At the time of writing, inflation stood at 8.2 per cent, according to data from the Office for National Statistics. The BCC expects the UK inflation rate to reach 10 per cent in Q4 2022, far outpacing average earnings growth of 5 per cent, and leading to the current high squeeze on household incomes that most are feeling right now.

The protection industry experts we spoke with for the purposes of this column also expect the situation to get worse, in the short-term at least.

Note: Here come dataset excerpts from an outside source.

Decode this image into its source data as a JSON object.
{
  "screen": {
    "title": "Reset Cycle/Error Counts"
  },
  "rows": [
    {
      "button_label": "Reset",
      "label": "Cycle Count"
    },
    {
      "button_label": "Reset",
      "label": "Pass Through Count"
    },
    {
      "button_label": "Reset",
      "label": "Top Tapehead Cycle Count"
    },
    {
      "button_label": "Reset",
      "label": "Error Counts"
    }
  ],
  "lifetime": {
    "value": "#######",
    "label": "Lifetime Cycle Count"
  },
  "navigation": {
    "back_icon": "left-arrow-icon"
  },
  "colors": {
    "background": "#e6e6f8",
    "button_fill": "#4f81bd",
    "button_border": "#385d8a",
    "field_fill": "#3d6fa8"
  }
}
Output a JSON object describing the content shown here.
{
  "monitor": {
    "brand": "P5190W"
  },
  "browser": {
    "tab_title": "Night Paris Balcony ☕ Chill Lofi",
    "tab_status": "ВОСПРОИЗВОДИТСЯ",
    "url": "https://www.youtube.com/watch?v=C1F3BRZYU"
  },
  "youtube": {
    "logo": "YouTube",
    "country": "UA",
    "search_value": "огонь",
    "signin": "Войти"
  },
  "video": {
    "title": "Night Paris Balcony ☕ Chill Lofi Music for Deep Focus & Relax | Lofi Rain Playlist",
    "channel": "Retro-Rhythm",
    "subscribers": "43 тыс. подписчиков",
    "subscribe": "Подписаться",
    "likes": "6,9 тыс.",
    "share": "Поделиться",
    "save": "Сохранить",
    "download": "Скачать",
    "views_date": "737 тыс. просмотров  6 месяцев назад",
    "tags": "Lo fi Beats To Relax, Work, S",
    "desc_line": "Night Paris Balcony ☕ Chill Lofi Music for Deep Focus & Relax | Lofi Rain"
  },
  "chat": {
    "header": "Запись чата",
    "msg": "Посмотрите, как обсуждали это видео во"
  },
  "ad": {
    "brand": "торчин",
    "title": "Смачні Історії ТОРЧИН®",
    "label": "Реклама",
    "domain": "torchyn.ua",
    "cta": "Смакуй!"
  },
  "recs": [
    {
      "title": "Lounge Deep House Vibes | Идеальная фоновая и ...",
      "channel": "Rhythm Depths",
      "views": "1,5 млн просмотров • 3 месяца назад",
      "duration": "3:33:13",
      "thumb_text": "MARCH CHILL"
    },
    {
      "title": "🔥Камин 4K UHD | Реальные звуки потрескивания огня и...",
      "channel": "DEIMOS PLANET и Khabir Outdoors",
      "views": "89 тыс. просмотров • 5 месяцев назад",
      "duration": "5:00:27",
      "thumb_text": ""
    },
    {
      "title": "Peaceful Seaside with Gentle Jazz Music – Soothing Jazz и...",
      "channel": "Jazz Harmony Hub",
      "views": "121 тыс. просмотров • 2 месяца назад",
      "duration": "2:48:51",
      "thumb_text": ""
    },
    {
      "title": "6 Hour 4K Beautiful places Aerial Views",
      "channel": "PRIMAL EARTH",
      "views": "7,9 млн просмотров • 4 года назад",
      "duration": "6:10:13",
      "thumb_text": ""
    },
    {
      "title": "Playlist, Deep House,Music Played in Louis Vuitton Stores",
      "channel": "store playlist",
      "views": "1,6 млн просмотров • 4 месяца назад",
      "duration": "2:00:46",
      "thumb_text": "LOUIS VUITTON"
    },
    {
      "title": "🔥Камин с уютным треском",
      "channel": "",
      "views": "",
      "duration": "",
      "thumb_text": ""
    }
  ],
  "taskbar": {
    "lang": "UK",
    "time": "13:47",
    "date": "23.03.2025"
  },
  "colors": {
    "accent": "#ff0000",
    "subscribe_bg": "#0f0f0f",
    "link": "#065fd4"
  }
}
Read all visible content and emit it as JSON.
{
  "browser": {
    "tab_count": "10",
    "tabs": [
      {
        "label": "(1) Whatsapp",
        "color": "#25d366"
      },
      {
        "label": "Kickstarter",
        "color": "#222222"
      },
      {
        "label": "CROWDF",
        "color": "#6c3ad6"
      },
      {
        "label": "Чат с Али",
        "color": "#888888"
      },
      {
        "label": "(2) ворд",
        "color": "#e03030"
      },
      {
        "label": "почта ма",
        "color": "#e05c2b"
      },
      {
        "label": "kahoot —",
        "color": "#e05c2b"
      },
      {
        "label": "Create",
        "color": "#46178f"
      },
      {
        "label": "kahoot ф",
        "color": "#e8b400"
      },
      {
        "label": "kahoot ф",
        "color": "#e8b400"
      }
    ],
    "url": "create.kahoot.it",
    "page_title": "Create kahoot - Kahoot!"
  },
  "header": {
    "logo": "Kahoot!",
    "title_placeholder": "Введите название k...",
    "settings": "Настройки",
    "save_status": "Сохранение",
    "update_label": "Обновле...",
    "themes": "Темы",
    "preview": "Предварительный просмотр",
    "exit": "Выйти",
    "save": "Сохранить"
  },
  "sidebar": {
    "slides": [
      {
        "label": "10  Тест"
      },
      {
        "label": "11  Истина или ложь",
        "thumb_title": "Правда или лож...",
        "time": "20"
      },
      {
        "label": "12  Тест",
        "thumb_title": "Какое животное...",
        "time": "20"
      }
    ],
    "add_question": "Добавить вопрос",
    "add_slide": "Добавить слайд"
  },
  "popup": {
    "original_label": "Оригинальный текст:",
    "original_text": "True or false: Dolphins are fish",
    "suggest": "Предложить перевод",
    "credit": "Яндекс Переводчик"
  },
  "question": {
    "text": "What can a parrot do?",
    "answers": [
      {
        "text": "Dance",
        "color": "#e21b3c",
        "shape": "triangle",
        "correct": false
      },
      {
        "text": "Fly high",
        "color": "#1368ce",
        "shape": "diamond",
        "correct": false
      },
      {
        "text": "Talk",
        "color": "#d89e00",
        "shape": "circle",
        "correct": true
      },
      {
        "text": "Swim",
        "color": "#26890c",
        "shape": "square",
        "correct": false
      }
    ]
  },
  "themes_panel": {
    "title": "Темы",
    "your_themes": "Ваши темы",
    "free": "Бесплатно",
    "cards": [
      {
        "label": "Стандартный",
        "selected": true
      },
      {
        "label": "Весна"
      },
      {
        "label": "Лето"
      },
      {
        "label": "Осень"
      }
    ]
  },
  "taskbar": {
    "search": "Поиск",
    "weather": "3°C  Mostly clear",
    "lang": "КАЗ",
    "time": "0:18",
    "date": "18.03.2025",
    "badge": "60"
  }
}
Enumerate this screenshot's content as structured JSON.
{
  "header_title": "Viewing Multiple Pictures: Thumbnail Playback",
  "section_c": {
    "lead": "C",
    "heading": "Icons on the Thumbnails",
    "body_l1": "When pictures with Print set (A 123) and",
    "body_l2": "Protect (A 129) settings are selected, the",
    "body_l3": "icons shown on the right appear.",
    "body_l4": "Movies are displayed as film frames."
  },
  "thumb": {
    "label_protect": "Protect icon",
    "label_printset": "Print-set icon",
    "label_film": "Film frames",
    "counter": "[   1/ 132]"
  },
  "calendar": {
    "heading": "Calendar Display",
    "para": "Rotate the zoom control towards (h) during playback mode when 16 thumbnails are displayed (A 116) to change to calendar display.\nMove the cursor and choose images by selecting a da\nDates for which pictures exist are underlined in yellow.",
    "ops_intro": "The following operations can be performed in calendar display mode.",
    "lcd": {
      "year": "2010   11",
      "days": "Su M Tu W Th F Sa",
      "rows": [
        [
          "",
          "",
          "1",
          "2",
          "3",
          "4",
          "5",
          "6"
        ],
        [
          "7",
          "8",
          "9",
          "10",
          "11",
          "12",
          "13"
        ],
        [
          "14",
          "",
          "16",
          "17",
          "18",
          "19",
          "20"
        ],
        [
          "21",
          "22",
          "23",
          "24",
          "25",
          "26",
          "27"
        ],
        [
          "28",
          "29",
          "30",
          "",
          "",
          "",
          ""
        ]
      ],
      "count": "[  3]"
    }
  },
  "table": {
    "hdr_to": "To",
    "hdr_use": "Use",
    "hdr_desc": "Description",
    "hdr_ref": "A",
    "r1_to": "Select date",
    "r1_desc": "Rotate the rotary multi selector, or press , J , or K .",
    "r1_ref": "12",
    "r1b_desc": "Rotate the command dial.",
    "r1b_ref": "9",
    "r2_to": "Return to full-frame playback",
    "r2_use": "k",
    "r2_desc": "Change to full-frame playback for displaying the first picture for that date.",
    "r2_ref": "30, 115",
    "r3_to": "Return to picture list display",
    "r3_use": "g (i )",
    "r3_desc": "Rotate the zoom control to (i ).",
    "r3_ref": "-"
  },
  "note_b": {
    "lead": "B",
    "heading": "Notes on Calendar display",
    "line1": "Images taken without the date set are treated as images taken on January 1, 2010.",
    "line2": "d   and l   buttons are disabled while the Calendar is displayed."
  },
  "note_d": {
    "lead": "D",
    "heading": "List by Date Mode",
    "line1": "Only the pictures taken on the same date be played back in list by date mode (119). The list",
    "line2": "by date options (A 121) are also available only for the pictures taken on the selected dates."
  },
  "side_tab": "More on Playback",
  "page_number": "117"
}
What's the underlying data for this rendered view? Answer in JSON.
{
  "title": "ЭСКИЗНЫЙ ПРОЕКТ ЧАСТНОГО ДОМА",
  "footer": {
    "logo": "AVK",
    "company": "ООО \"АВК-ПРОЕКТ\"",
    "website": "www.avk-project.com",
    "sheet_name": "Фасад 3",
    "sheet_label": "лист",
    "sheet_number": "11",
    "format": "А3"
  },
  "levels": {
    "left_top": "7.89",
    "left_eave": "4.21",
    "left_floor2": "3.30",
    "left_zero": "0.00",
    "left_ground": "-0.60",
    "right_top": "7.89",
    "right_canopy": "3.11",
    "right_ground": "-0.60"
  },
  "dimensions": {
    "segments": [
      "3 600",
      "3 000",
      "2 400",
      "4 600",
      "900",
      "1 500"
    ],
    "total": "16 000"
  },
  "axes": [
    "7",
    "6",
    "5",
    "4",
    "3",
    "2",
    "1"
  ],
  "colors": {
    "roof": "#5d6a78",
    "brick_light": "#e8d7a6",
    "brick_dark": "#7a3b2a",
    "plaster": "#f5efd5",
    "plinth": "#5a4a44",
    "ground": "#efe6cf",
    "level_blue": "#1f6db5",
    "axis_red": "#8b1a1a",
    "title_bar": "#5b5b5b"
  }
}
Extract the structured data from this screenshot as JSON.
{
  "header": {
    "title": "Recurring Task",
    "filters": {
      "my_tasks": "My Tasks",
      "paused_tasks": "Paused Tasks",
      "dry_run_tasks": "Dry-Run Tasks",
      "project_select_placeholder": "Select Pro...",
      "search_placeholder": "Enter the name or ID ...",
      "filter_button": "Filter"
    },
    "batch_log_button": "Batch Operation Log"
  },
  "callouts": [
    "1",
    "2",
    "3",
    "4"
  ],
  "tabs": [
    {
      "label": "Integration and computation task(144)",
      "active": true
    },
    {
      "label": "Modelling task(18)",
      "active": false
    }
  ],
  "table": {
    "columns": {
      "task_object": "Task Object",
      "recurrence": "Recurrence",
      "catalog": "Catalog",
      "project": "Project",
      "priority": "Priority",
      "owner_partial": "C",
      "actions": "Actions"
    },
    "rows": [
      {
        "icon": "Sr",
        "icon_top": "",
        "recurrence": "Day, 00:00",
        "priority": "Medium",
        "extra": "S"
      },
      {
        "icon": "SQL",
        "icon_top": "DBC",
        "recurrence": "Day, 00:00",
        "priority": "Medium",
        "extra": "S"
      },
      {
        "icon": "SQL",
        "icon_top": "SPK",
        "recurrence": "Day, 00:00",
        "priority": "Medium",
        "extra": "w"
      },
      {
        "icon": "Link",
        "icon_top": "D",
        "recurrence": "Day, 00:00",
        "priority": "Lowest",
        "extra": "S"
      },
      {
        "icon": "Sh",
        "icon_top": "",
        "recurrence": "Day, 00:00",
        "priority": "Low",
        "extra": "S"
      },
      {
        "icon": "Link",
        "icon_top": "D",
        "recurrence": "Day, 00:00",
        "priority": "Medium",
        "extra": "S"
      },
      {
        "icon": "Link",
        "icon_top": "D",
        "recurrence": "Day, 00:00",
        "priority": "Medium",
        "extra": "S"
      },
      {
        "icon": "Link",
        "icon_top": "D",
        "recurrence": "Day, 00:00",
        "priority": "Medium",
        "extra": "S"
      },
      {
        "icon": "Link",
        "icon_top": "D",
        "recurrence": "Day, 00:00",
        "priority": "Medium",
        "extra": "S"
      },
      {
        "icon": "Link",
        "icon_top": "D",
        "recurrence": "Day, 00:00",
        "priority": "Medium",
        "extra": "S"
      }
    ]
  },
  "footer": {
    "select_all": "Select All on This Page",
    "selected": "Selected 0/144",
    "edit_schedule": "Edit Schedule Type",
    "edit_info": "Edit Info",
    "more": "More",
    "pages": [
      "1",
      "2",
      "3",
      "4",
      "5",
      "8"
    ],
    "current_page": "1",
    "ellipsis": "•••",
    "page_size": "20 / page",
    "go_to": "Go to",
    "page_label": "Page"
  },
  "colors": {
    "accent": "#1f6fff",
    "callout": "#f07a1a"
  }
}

Paul Yates, product strategy director at iPipeline, says: “With continued pressure on prices of goods bought and sold by UK manufacturers, especially food, rate rises and October’s energy price cap review, this all heightens the importance of each and every adviser’s job. People need professional, experienced advice now more than ever.”

What help is available?

There are two aspects to the help available, according to Adam Higgs, head of research at Protection Guru.

Firstly, there is the support that insurers offer on a contractual basis, such as:

Career breaks 

This involves a temporary pause in both the cover and premiums, for anything between six months to two years. Most providers do not expect clients to repay premiums at the end of a career break.

Although it is called a career break, generally insurers do not insist that the client must have stopped working to exercise this option. This option is mainly offered by the friendly societies. Some insurers have something similar, but it tends to be more of a premium reduction option than a full pause of the policy, explains Higgs.